RISM search: matching methods

All the methods we use in this demo are based on alignment. The incipits in the RISM dataset are parts of melodies. A melody is a sequence of notes. With an alignment algorithm we are going to match notes (or groups of notes) to each other. For every pair of notes, one from each sequence, we must have a measure of how well they match. This measure is computed by a rater.

Notes have a few characteristics that we take into account: pitch, duration and metric weight. We represent pitch with the Base 40 number system. This system has nice properties if we want to compute with intervals (subtract them) or if we want to transpose a piece (add a constant). We normally try to be invariant to transpositions of the melody. For this, we use a histogram technique. The pitches of the melodies are stored in a two histograms. A pitch shift is then computed to get maximal overlap of the histograms.

Duration is measured as an amount of time. Metric weight is computed using Inner Metric Analysis. This method finds the stress of a note based solely on the onsets (starting moment) of notes.

Description of the methods

All of the matching methods take pitch into account.
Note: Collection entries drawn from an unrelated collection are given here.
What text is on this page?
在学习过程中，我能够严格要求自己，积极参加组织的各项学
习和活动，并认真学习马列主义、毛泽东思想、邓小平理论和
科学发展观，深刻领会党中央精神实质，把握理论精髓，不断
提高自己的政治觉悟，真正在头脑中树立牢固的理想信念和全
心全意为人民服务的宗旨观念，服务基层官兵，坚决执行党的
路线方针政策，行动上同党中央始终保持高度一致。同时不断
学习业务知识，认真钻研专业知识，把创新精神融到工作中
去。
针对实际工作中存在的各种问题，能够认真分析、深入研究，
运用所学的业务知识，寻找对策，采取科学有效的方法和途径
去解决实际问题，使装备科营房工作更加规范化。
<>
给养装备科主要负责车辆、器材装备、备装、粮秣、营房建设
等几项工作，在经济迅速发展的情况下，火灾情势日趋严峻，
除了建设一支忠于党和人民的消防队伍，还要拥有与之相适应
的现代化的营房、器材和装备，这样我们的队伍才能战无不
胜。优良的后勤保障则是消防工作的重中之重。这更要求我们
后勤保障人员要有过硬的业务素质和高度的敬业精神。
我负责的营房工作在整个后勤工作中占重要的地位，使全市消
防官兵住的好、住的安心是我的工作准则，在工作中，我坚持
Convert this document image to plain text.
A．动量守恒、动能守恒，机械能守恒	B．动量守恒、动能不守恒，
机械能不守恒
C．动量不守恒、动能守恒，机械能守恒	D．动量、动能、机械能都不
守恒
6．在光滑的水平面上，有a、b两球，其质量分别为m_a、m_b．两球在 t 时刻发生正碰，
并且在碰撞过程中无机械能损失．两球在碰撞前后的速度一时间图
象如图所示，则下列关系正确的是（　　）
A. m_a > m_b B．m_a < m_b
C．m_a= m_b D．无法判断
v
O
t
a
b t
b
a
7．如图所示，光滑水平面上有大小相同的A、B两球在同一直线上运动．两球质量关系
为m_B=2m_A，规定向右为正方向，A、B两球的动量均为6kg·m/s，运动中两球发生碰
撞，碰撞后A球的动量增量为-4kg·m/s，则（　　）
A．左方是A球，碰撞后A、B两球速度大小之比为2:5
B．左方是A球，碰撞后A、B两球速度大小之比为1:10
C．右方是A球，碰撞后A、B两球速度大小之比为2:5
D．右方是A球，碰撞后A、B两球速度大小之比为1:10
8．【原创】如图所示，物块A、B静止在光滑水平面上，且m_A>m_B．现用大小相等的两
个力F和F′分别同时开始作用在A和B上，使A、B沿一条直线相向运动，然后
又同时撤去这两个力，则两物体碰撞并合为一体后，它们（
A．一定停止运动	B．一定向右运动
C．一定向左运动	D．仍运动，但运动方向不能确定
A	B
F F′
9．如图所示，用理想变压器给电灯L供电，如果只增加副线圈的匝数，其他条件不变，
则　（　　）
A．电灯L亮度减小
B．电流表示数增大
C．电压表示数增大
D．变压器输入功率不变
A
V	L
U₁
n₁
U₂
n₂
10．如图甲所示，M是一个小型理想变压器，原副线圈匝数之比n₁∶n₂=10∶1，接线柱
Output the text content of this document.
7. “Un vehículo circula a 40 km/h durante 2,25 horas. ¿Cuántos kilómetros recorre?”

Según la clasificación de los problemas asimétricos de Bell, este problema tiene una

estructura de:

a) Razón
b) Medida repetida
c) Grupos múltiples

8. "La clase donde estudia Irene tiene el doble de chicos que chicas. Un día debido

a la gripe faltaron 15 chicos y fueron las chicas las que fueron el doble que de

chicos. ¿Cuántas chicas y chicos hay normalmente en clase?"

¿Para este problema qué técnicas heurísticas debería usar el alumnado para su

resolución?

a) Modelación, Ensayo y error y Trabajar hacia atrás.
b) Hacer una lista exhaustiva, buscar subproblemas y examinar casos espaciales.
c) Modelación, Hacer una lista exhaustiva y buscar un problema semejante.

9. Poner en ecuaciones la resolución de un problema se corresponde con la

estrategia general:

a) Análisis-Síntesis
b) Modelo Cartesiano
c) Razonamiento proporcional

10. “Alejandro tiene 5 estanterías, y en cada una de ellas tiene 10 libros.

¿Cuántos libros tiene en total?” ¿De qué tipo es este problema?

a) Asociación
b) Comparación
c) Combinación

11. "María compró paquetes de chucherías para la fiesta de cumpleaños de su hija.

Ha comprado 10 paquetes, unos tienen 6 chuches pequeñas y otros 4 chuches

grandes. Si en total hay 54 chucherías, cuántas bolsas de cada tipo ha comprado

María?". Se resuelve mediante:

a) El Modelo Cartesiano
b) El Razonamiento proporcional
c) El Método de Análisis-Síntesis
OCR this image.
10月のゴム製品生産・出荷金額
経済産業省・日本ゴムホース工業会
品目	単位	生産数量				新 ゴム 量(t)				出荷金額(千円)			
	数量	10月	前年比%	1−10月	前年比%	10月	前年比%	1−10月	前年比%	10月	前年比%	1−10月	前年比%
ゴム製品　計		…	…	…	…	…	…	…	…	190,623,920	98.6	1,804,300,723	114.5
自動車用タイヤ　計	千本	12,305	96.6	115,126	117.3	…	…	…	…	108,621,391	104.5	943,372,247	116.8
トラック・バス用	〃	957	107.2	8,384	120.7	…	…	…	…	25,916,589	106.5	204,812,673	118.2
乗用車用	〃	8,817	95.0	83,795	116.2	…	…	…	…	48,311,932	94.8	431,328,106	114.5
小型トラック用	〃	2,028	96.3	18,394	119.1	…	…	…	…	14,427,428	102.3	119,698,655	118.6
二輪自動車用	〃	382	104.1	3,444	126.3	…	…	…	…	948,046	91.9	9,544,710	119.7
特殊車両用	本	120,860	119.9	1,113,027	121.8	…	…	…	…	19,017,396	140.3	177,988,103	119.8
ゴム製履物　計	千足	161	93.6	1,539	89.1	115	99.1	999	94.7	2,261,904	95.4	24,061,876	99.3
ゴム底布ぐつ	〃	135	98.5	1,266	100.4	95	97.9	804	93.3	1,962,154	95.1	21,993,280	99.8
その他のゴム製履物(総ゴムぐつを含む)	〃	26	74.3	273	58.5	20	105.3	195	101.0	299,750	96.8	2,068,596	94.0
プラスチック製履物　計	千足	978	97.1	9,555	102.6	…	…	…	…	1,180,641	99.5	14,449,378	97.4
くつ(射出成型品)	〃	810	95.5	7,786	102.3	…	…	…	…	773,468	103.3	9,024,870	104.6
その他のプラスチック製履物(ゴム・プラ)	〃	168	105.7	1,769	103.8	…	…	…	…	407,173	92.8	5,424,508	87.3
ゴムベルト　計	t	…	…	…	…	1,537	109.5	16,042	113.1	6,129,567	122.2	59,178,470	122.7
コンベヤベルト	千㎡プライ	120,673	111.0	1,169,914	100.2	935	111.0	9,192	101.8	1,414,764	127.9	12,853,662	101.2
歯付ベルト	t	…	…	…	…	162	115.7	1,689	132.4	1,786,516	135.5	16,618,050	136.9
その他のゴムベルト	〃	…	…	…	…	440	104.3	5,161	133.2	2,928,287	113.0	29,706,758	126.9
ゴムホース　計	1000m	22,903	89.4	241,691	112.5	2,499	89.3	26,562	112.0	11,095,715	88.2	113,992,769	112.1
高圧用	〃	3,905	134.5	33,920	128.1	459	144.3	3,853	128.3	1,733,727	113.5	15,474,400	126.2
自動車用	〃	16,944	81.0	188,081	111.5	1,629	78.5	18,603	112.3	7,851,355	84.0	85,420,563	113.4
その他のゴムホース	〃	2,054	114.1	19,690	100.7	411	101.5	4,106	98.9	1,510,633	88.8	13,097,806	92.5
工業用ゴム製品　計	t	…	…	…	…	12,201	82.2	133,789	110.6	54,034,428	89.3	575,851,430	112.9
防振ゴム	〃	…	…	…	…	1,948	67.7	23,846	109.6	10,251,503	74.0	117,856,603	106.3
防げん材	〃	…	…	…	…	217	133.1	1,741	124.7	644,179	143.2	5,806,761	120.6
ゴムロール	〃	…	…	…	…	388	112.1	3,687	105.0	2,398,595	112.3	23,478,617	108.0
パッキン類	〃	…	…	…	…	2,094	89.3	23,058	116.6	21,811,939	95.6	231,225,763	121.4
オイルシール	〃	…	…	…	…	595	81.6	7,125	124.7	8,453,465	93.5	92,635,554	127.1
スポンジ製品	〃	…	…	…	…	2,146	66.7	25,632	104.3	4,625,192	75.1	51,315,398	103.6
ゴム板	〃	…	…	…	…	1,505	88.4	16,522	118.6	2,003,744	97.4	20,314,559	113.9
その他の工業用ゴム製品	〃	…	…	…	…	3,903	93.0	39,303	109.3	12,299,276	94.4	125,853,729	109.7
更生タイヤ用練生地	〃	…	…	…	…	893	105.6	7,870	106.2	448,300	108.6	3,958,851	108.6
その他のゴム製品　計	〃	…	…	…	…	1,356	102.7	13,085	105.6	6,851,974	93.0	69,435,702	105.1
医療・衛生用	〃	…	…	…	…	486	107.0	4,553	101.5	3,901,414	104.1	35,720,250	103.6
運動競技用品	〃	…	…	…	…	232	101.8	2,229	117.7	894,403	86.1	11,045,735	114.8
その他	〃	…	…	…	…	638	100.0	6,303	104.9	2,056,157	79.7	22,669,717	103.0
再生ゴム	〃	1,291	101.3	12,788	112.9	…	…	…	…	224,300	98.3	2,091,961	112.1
The pitch raters can be combined with the metric weight and/or duration. We first describe the pitch raters and then ways of combining them.

Pitch raters

All pitch raters first transpose one of the melodies. We do this, using a histogram approach. The pitch values are stored in a histogram. Then a shift is computed that maximises the overlap of the histogram bins. All pitch raters yield values between -1.0 and 1.0.

Exact Pitch: If the notes have equal pitch, they have a benefit of 1. If they differ exactly by one or more octaves, the benefit is 0.5. Otherwise, the benefit is -1 (a penalty).
Zigzag Pitch: This method favours notes that are 'a little off' over notes that are further removed (modulo an octave). An exact match (modulo an octave) gives a benefit of 1. The benefit decreases linearly to -1 at a distance of 20 and then increases linearly to 1 at a distance of 40 (an octave).
Kranenburg Pitch: This method is described in the thesis of Peter van Kranenburg: A computational Approach to Content-Based Retrieval of Folk Song Melodies (6.3.2). We compare the difference in pitch, modulo an octave. The larger the interval, the worse the match value (from 1 to -1). This method is described in the thesis of Peter van Kranenburg: A computational Approach to Content-Based Retrieval of Folk Song Melodies (6.3.2). It was the most succesful method in that context, but is not very intuitive.

Weight based raters

We can combine the pitch raters in two ways with metric weight as computed with the inner metric analysis (ima) method.

Ima weighted: In this method the influence of a note depends on its metric weight. We scale the weights of the notes of each melody such that the average weight is 1. We then take the value computed by the pitch rater and multiply it by the average of the weights of the two notes that are compared.
Ima combined: In this method, the metric weight has a more independent character than in the previous method. We look at the absolute difference between the two metric weight values and combine this with the value produced by the pitch rater.

Duration based raters

The methods described above do not take the duration of notes into account. Here we describe two methods that do. They are basically the same, except for a preprocessing step.

Duration raters are combined with one of the raters described above (the base rater). They align one note of a melody with one or more notes of the other melody. The value produced by the base rater is multiplied by the duration that the two notes overlap.

If the base rater is an ima weighted rater, we take a variant of this rater where the average weight is computed taking the duration into account.

Fixed duration: Takes the duration as notated without any scaling.
Scaled duration: Uses histograms to collect the duration values and multiplies the note duration of the melodies such that the overlap of their histograms is maximised. This will find similarities if one of the melodies is notated in double tempo. It will work worse for variations on a theme, though.